This is a nice question. I have never seen this before.

Let us write
$$\mathcal B_u = \{ V_0 \subset V_1 \subset \cdots \subset V_{n-1} \subset V_n = \mathbb C^n : u V_i \subset V_i \}. $$
Let $ \lambda $ be the Jordan type of $ u $. Then we can partition $ B_u $ into locally closed subsets depending on the Jordan type of $ u \rvert_{V_{n-1}} $; such a Jordan type $ \mu$ must necessarily be obtained by removing one box from $ \lambda$. So we have
$$ \mathcal B_u = \bigsqcup_\mu B_u^\mu \quad B_u^\mu = \{ V_\bullet : u\rvert_{V_{n-1}} \text{ has Jordan type $ \mu$ } \}.$$
Let $ G(n-1, n)_u $ denote the set of all $n-1$-dimensional $u$-invariant subspaces of $ \mathbb C^n $ and partition $ G(n-1,n)_u $ into locally closed subsets $ G(n-1,n)_u^\mu $ according to the Jordan type of the restriction of $ u $ to the subspace.

We have $ \mathcal B_u \rightarrow G(n-1,n)_u $ and $ \mathcal B^\mu_u $ is the preimage of $ G(n-1,n)^\mu_u$. Note that the fibre of $ \mathcal B_u \rightarrow G(n-1,n)_u $ is $ \mathcal B_{u\rvert_{ V_{n-1}}}$.

Now, here are two facts that I don't see right away, but which must be
true:

- Each piece $ \mathcal B_u^\mu $ has the same dimension.
- $ G(n-1,n)^\mu_u $ is irreducible and simply-connected (or at least that the bundle $\mathcal B^\mu_u \rightarrow G(n-1,n)^\mu_u$ is topologically trivial on components).

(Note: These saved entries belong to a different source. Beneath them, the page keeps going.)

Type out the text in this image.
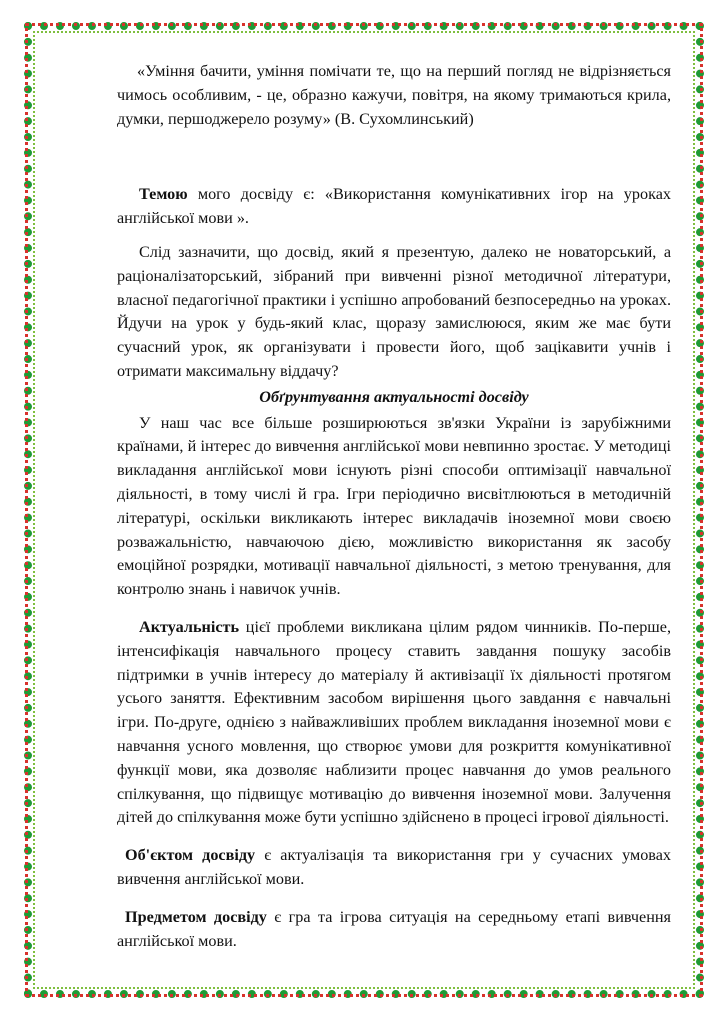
«Уміння бачити, уміння помічати те, що на перший погляд не відрізняється чимось особливим, - це, образно кажучи, повітря, на якому тримаються крила, думки, першоджерело розуму» (В. Сухомлинський)

Темою мого досвіду є: «Використання комунікативних ігор на уроках англійської мови ».

Слід зазначити, що досвід, який я презентую, далеко не новаторський, а раціоналізаторський, зібраний при вивченні різної методичної літератури, власної педагогічної практики і успішно апробований безпосередньо на уроках. Йдучи на урок у будь-який клас, щоразу замислююся, яким же має бути сучасний урок, як організувати і провести його, щоб зацікавити учнів і отримати максимальну віддачу?

Обґрунтування актуальності досвіду

У наш час все більше розширюються зв'язки України із зарубіжними країнами, й інтерес до вивчення англійської мови невпинно зростає. У методиці викладання англійської мови існують різні способи оптимізації навчальної діяльності, в тому числі й гра. Ігри періодично висвітлюються в методичній літературі, оскільки викликають інтерес викладачів іноземної мови своєю розважальністю, навчаючою дією, можливістю використання як засобу емоційної розрядки, мотивації навчальної діяльності, з метою тренування, для контролю знань і навичок учнів.

Актуальність цієї проблеми викликана цілим рядом чинників. По-перше, інтенсифікація навчального процесу ставить завдання пошуку засобів підтримки в учнів інтересу до матеріалу й активізації їх діяльності протягом усього заняття. Ефективним засобом вирішення цього завдання є навчальні ігри. По-друге, однією з найважливіших проблем викладання іноземної мови є навчання усного мовлення, що створює умови для розкриття комунікативної функції мови, яка дозволяє наблизити процес навчання до умов реального спілкування, що підвищує мотивацію до вивчення іноземної мови. Залучення дітей до спілкування може бути успішно здійснено в процесі ігрової діяльності.

Об'єктом досвіду є актуалізація та використання гри у сучасних умовах вивчення англійської мови.

Предметом досвіду є гра та ігрова ситуація на середньому етапі вивчення англійської мови.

**Edit:** I think these facts should be contained in the classic paper by Spaltenstein https://www.sciencedirect.com/science/article/pii/S138572587680008X

Assuming these facts, we get
$$H(\mathcal B_u) = \bigoplus_\mu H(\mathcal B_u^\mu) = \bigoplus_\mu H(\mathcal B_{u(\mu)})$$
where again the direct sum ranges over all partitions made by deleting one box from $\lambda$ and where $ u(\mu)$ denotes a unipotent element of Jordan type $ \mu$, and $ H(X) $ denotes top (co)homology. This gives the desired decomposition.